PsA can be a very painful disease, and it can be easy to find yourself in an uneasy mental state. It was hard sometimes for me to find the positives in life. During this time, I started to understand how important the love of good family and friends are.
When I received my diagnosis, my family and friends were just as shocked as I was. But they were always supportive and accommodating. They never gave up on me or let me down.

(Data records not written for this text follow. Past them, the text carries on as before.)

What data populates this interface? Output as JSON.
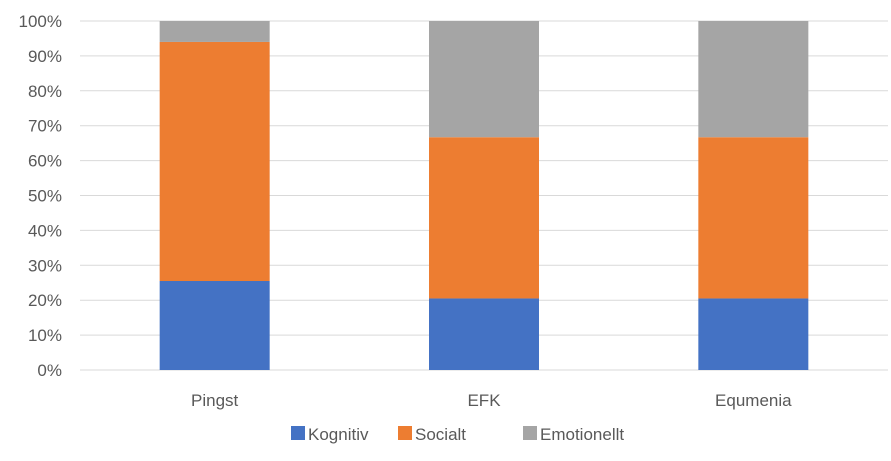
{
  "chart_data": {
    "type": "bar",
    "stacked": true,
    "percent": true,
    "categories": [
      "Pingst",
      "EFK",
      "Equmenia"
    ],
    "series": [
      {
        "name": "Kognitiv",
        "values": [
          25.5,
          20.5,
          20.5
        ],
        "color": "#4472C4"
      },
      {
        "name": "Socialt",
        "values": [
          68.5,
          46.2,
          46.2
        ],
        "color": "#ED7D31"
      },
      {
        "name": "Emotionellt",
        "values": [
          6.0,
          33.3,
          33.3
        ],
        "color": "#A5A5A5"
      }
    ],
    "ylim": [
      0,
      100
    ],
    "yticks": [
      "0%",
      "10%",
      "20%",
      "30%",
      "40%",
      "50%",
      "60%",
      "70%",
      "80%",
      "90%",
      "100%"
    ],
    "grid": true,
    "legend_position": "bottom",
    "gridline_color": "#D9D9D9",
    "text_color": "#595959"
  }
}
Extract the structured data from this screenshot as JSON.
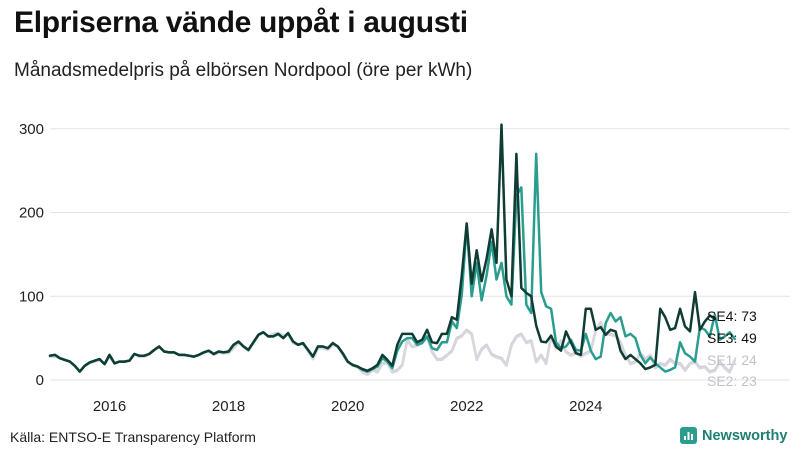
{
  "header": {
    "title": "Elpriserna vände uppåt i augusti",
    "subtitle": "Månadsmedelpris på elbörsen Nordpool (öre per kWh)"
  },
  "footer": {
    "source": "Källa: ENTSO-E Transparency Platform",
    "brand": "Newsworthy"
  },
  "chart_data": {
    "type": "line",
    "title": "Elpriserna vände uppåt i augusti",
    "subtitle": "Månadsmedelpris på elbörsen Nordpool (öre per kWh)",
    "xlabel": "",
    "ylabel": "öre per kWh",
    "x_start": "2015-01",
    "x_end": "2025-08",
    "xlim": [
      2015.0,
      2025.75
    ],
    "ylim": [
      0,
      320
    ],
    "yticks": [
      0,
      100,
      200,
      300
    ],
    "xticks": [
      2016,
      2018,
      2020,
      2022,
      2024
    ],
    "xtick_labels": [
      "2016",
      "2018",
      "2020",
      "2022",
      "2024"
    ],
    "grid": true,
    "series": [
      {
        "name": "SE2",
        "label": "SE2: 23",
        "color": "#c9c6d0",
        "last": 23,
        "values": [
          28,
          28,
          26,
          24,
          22,
          17,
          10,
          17,
          20,
          22,
          24,
          19,
          28,
          20,
          22,
          22,
          23,
          31,
          28,
          28,
          31,
          35,
          40,
          34,
          33,
          33,
          30,
          30,
          29,
          28,
          30,
          33,
          35,
          30,
          33,
          32,
          32,
          38,
          45,
          40,
          35,
          44,
          53,
          57,
          52,
          55,
          56,
          53,
          55,
          44,
          42,
          43,
          35,
          25,
          38,
          38,
          36,
          42,
          40,
          30,
          22,
          18,
          16,
          10,
          7,
          13,
          10,
          20,
          21,
          10,
          12,
          18,
          48,
          40,
          42,
          45,
          52,
          34,
          25,
          25,
          30,
          35,
          50,
          53,
          60,
          55,
          25,
          37,
          42,
          31,
          28,
          26,
          18,
          42,
          52,
          55,
          45,
          47,
          22,
          30,
          20,
          52,
          38,
          47,
          34,
          30,
          33,
          29,
          32,
          35,
          60,
          69,
          55,
          55,
          53,
          45,
          30,
          20,
          22,
          32,
          25,
          30,
          15,
          20,
          18,
          25,
          20,
          20,
          12,
          20,
          22,
          15,
          16,
          10,
          12,
          22,
          15,
          10,
          23
        ]
      },
      {
        "name": "SE1",
        "label": "SE1: 24",
        "color": "#d8d6de",
        "last": 24,
        "values": [
          28,
          28,
          26,
          24,
          22,
          17,
          10,
          17,
          20,
          22,
          24,
          19,
          28,
          20,
          22,
          22,
          23,
          31,
          28,
          28,
          31,
          35,
          40,
          34,
          33,
          33,
          30,
          30,
          29,
          28,
          30,
          33,
          35,
          30,
          33,
          32,
          32,
          38,
          45,
          40,
          35,
          44,
          53,
          57,
          52,
          55,
          56,
          53,
          55,
          44,
          42,
          43,
          35,
          25,
          38,
          38,
          36,
          42,
          40,
          30,
          21,
          17,
          15,
          9,
          6,
          12,
          9,
          19,
          20,
          9,
          11,
          17,
          47,
          39,
          41,
          44,
          51,
          33,
          24,
          24,
          29,
          34,
          49,
          52,
          59,
          54,
          24,
          36,
          41,
          30,
          27,
          25,
          17,
          41,
          51,
          54,
          44,
          46,
          21,
          29,
          19,
          51,
          37,
          46,
          33,
          29,
          32,
          28,
          31,
          34,
          59,
          68,
          54,
          54,
          52,
          44,
          29,
          19,
          21,
          31,
          24,
          29,
          14,
          19,
          17,
          24,
          19,
          19,
          11,
          19,
          21,
          14,
          15,
          9,
          11,
          21,
          14,
          9,
          24
        ]
      },
      {
        "name": "SE3",
        "label": "SE3: 49",
        "color": "#2a9d8f",
        "last": 49,
        "values": [
          29,
          30,
          26,
          24,
          22,
          17,
          10,
          17,
          21,
          23,
          25,
          19,
          30,
          20,
          22,
          22,
          23,
          31,
          29,
          29,
          31,
          36,
          40,
          34,
          33,
          33,
          30,
          30,
          29,
          28,
          30,
          33,
          35,
          31,
          34,
          33,
          34,
          42,
          46,
          40,
          36,
          45,
          54,
          57,
          52,
          52,
          55,
          50,
          56,
          46,
          42,
          44,
          36,
          28,
          40,
          40,
          38,
          44,
          40,
          32,
          22,
          18,
          16,
          12,
          10,
          13,
          16,
          26,
          22,
          14,
          35,
          46,
          50,
          50,
          42,
          44,
          52,
          38,
          36,
          45,
          45,
          70,
          62,
          102,
          185,
          100,
          140,
          95,
          125,
          165,
          120,
          140,
          100,
          90,
          220,
          230,
          90,
          80,
          270,
          105,
          88,
          85,
          45,
          38,
          40,
          48,
          36,
          35,
          55,
          35,
          25,
          28,
          68,
          80,
          70,
          75,
          52,
          55,
          50,
          30,
          20,
          27,
          20,
          15,
          10,
          12,
          15,
          45,
          32,
          28,
          22,
          63,
          60,
          52,
          78,
          48,
          52,
          57,
          49
        ]
      },
      {
        "name": "SE4",
        "label": "SE4: 73",
        "color": "#0f3d34",
        "last": 73,
        "values": [
          29,
          30,
          26,
          24,
          22,
          17,
          10,
          17,
          21,
          23,
          25,
          19,
          30,
          20,
          22,
          22,
          23,
          31,
          29,
          29,
          31,
          36,
          40,
          34,
          33,
          33,
          30,
          30,
          29,
          28,
          30,
          33,
          35,
          31,
          34,
          33,
          34,
          42,
          46,
          40,
          36,
          45,
          54,
          57,
          52,
          52,
          55,
          50,
          56,
          46,
          42,
          44,
          36,
          28,
          40,
          40,
          38,
          44,
          40,
          32,
          22,
          18,
          16,
          13,
          11,
          14,
          18,
          30,
          24,
          17,
          42,
          55,
          55,
          55,
          45,
          48,
          60,
          45,
          44,
          55,
          55,
          75,
          72,
          125,
          187,
          115,
          155,
          118,
          145,
          180,
          140,
          305,
          120,
          100,
          270,
          110,
          104,
          100,
          65,
          46,
          45,
          53,
          40,
          35,
          58,
          45,
          32,
          30,
          85,
          85,
          60,
          63,
          54,
          60,
          58,
          35,
          25,
          30,
          25,
          20,
          13,
          15,
          18,
          85,
          75,
          60,
          62,
          85,
          64,
          58,
          105,
          60,
          70,
          77,
          73
        ]
      }
    ]
  }
}
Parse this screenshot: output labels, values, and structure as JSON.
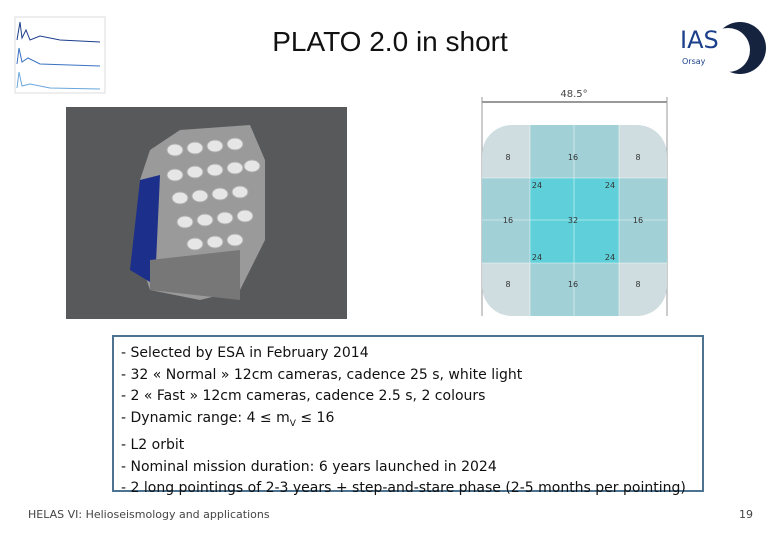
{
  "header": {
    "title": "PLATO 2.0 in short",
    "logo": {
      "name": "IAS",
      "place": "Orsay"
    }
  },
  "fov_diagram": {
    "angle": "48.5°",
    "cells": [
      8,
      16,
      8,
      24,
      24,
      16,
      32,
      16,
      24,
      24,
      8,
      16,
      8
    ]
  },
  "bullets": [
    "- Selected by ESA in February 2014",
    "- 32 « Normal » 12cm cameras, cadence 25 s, white light",
    "- 2 « Fast » 12cm cameras, cadence 2.5 s, 2 colours",
    {
      "text": "- Dynamic range: 4 ≤ m",
      "subscript": "V",
      "after": " ≤ 16"
    },
    "- L2 orbit",
    "- Nominal mission duration: 6 years launched in 2024",
    "- 2 long pointings of 2-3 years + step-and-stare phase (2-5 months per pointing)"
  ],
  "footer": {
    "text": "HELAS VI: Helioseismology and applications",
    "page": 19
  }
}
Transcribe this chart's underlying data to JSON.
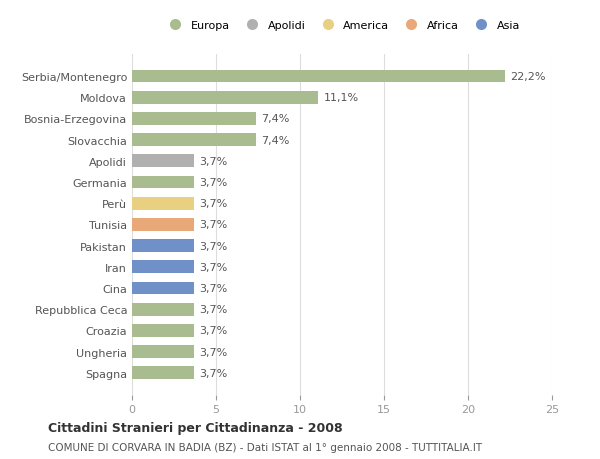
{
  "title1": "Cittadini Stranieri per Cittadinanza - 2008",
  "title2": "COMUNE DI CORVARA IN BADIA (BZ) - Dati ISTAT al 1° gennaio 2008 - TUTTITALIA.IT",
  "categories": [
    "Serbia/Montenegro",
    "Moldova",
    "Bosnia-Erzegovina",
    "Slovacchia",
    "Apolidi",
    "Germania",
    "Perù",
    "Tunisia",
    "Pakistan",
    "Iran",
    "Cina",
    "Repubblica Ceca",
    "Croazia",
    "Ungheria",
    "Spagna"
  ],
  "values": [
    22.2,
    11.1,
    7.4,
    7.4,
    3.7,
    3.7,
    3.7,
    3.7,
    3.7,
    3.7,
    3.7,
    3.7,
    3.7,
    3.7,
    3.7
  ],
  "labels": [
    "22,2%",
    "11,1%",
    "7,4%",
    "7,4%",
    "3,7%",
    "3,7%",
    "3,7%",
    "3,7%",
    "3,7%",
    "3,7%",
    "3,7%",
    "3,7%",
    "3,7%",
    "3,7%",
    "3,7%"
  ],
  "colors": [
    "#a8bc8f",
    "#a8bc8f",
    "#a8bc8f",
    "#a8bc8f",
    "#b0b0b0",
    "#a8bc8f",
    "#e8d080",
    "#e8a878",
    "#7090c8",
    "#7090c8",
    "#7090c8",
    "#a8bc8f",
    "#a8bc8f",
    "#a8bc8f",
    "#a8bc8f"
  ],
  "legend_labels": [
    "Europa",
    "Apolidi",
    "America",
    "Africa",
    "Asia"
  ],
  "legend_colors": [
    "#a8bc8f",
    "#b0b0b0",
    "#e8d080",
    "#e8a878",
    "#7090c8"
  ],
  "xlim": [
    0,
    25
  ],
  "xticks": [
    0,
    5,
    10,
    15,
    20,
    25
  ],
  "background_color": "#ffffff",
  "grid_color": "#dddddd"
}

They helped me live the full life I wanted by still taking me out and offering extra help by pushing my wheelchair. When I wasn’t able to go out, they brought stuff over so I could still have time with everyone.
During this time, my brothers were starting to have families of their own, and that was a very bright spot for me. I had nieces and nephews that were toddlers at the time. When I was having a bad day, my brothers would bring them over to visit or FaceTime me with them. That was the easiest way to put a smile on my face. I got to play auntie to three sweet, loving kids — and the pain would fall to the wayside for a little bit.
Do you have any advice for others looking for a rheumatologist for PsA?
The advice I would give anyone looking for a rheumatologist is to make sure the doctor takes the time to get to know you. Let them know how active you were before this happened and how your symptoms impact your life. Advocating for yourself is important because, at the end of the day, you know your body best. If the symptoms you’re experiencing feel different from the normal symptoms you experience with a disability or chronic illness, let your doctor know. Bring an advocacy buddy to your appointments too; it’s always good to have someone help explain experiences and take notes.
How did living with another chronic illness impact your ability to manage your PsA?
It can be very challenging to navigate multiple health conditions at once. For me it felt like an internal battle. As much as I knew how to handle my cerebral palsy, managing PsA was more complicated. Most days the PsA “won” because the pain had a large impact on me. Combined with another physical disability, PsA’s impact on my ability to do everyday things, such as showering, dressing and getting around the house, felt magnified. Sometimes I felt a little bit helpless, but reflecting on how I navigated cerebral palsy really helped me create a great starting point for learning how to manage PsA too.
Although finding a management strategy for PsA was challenging and slowed me down, the experience also taught me just how strong I am. So now when there are other challenges I need to overcome in life, I remember how strong I was and how I can get through any next challenge.
What advice would you give to someone who was just diagnosed with PsA?
Living with chronic pain can be difficult, but I always keep this quote from A.A. Milne in the back of my mind:
“Always remember: you are braver than you believe, stronger than you seem and smarter than you think.”
These are words I live by every day of my life. They help me through the tougher moments. No words are more important to my life than these. You hope to never have to face other challenges in life, but sometimes it’s unavoidable. However, those struggles can make you come out as a stronger person in the end.